December 2, 2015   |   Claire Bernish
“Let’s be very clear: ISIS is not just a terrorist organization; it is a Sunni terrorist organization. That means it blocks and targets Shi’a. And that means it’s serving the interests of Turkey and Saudi Arabia — even as it poses a threat to them.” — Retired Gen. Wesley Clark
December 2, 2015
(ANTIMEDIA) United States — Former NATO Supreme Allied Commander General and retired U.S. General Wesley Clark revealed in an interview with CNN that the Islamic State (Daesh, ISIS) remains geostrategically imperative to Sunni nations, Turkey and Saudi Arabia, as they clamor for strategic power over Shi’a nations, Syria, Iraq, and Iran. He explained that “neither Turkey nor Saudi Arabia want an Iran-Iraq-Syria-Lebanon ‘bridge’ that isolates Turkey, and cuts Saudi Arabia off.”
When asked by the CNN host if Russian President Vladimir Putin’s suggestion that Turkey was “aiding ISIS” had any validity, he responded:
“All along there’s always been the idea that Turkey was supporting ISIS in some way. We know they’ve funneled people going through Turkey to ISIS. Someone’s buying that oil that ISIS is selling; it’s going through somewhere — it looks to me like it’s probably going through Turkey — but the Turks haven’t acknowledged that.”
After explaining this virtual gateway for the Islamic State’s oil, Clark was quick to emphasize that Putin’s allegations about Turkey’s support for terrorist organization, ISIS, aren’t without their own hypocrisy.

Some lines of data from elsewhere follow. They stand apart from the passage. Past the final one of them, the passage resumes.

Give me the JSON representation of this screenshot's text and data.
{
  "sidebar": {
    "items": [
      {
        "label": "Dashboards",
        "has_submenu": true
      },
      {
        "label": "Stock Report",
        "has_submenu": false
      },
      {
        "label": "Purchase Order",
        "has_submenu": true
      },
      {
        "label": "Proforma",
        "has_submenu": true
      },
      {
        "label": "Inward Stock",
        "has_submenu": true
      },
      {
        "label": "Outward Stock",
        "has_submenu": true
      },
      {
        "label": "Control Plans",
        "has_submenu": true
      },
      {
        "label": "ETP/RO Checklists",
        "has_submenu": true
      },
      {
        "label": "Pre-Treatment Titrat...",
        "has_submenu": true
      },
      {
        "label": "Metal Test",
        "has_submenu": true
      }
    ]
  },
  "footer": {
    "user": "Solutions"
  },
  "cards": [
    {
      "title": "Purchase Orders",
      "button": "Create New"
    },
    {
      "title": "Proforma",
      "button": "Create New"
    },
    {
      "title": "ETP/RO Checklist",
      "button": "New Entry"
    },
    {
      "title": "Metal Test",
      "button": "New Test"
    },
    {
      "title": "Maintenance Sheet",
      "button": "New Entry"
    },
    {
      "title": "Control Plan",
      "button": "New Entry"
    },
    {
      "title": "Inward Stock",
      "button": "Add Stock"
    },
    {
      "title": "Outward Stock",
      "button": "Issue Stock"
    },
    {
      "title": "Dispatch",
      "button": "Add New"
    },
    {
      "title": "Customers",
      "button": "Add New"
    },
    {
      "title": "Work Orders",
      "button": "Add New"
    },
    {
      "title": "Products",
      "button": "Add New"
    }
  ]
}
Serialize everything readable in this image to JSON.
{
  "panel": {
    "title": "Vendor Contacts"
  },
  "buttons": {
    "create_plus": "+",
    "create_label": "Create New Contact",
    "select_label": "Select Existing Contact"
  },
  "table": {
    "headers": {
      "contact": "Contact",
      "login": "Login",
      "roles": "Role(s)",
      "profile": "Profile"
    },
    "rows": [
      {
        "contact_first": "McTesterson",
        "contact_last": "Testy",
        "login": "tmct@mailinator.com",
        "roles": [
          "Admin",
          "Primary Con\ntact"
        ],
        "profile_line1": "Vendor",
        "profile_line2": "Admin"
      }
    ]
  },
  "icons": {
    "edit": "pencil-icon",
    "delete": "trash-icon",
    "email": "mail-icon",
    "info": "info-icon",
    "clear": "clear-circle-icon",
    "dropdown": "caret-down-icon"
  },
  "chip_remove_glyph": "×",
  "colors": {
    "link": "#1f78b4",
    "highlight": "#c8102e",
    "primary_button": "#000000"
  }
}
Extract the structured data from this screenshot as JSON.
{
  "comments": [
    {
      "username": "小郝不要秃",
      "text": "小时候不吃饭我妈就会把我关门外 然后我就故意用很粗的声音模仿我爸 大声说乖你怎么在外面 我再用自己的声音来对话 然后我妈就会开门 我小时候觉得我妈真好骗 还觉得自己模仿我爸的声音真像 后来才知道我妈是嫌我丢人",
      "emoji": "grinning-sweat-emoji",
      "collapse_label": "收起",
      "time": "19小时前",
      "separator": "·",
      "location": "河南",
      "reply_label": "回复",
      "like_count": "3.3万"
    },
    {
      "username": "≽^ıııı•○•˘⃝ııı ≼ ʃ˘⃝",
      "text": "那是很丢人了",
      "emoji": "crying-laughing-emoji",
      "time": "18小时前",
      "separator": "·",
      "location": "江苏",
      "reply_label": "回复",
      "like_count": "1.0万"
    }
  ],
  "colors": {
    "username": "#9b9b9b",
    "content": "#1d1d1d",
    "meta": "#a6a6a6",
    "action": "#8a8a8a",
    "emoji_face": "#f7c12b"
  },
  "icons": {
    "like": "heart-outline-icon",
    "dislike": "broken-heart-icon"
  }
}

Russia, of course, has been upholding President Bashar al-Assad’s administration in Syria against rebel groups backed by the U.S. — despite continuing denials by U.S. officials that that particular theater is its primary interest in the region.
He said, “Putin would like to dirty Turkey by saying it’s supporting terrorists, but the truth is that he’s supporting terrorists. I mean, the tactics used by the Assad regime have been terror tactics. They’re dropping barrel bombs on innocent civilians.”
Clark concludes the interview with a statement that encapsulates growing sentiment of many Westerners who’ve grown war-weary with such geopolitical wrangling overseas:
“There’s no good guy in this — this is a power struggle for the future of the Middle East.”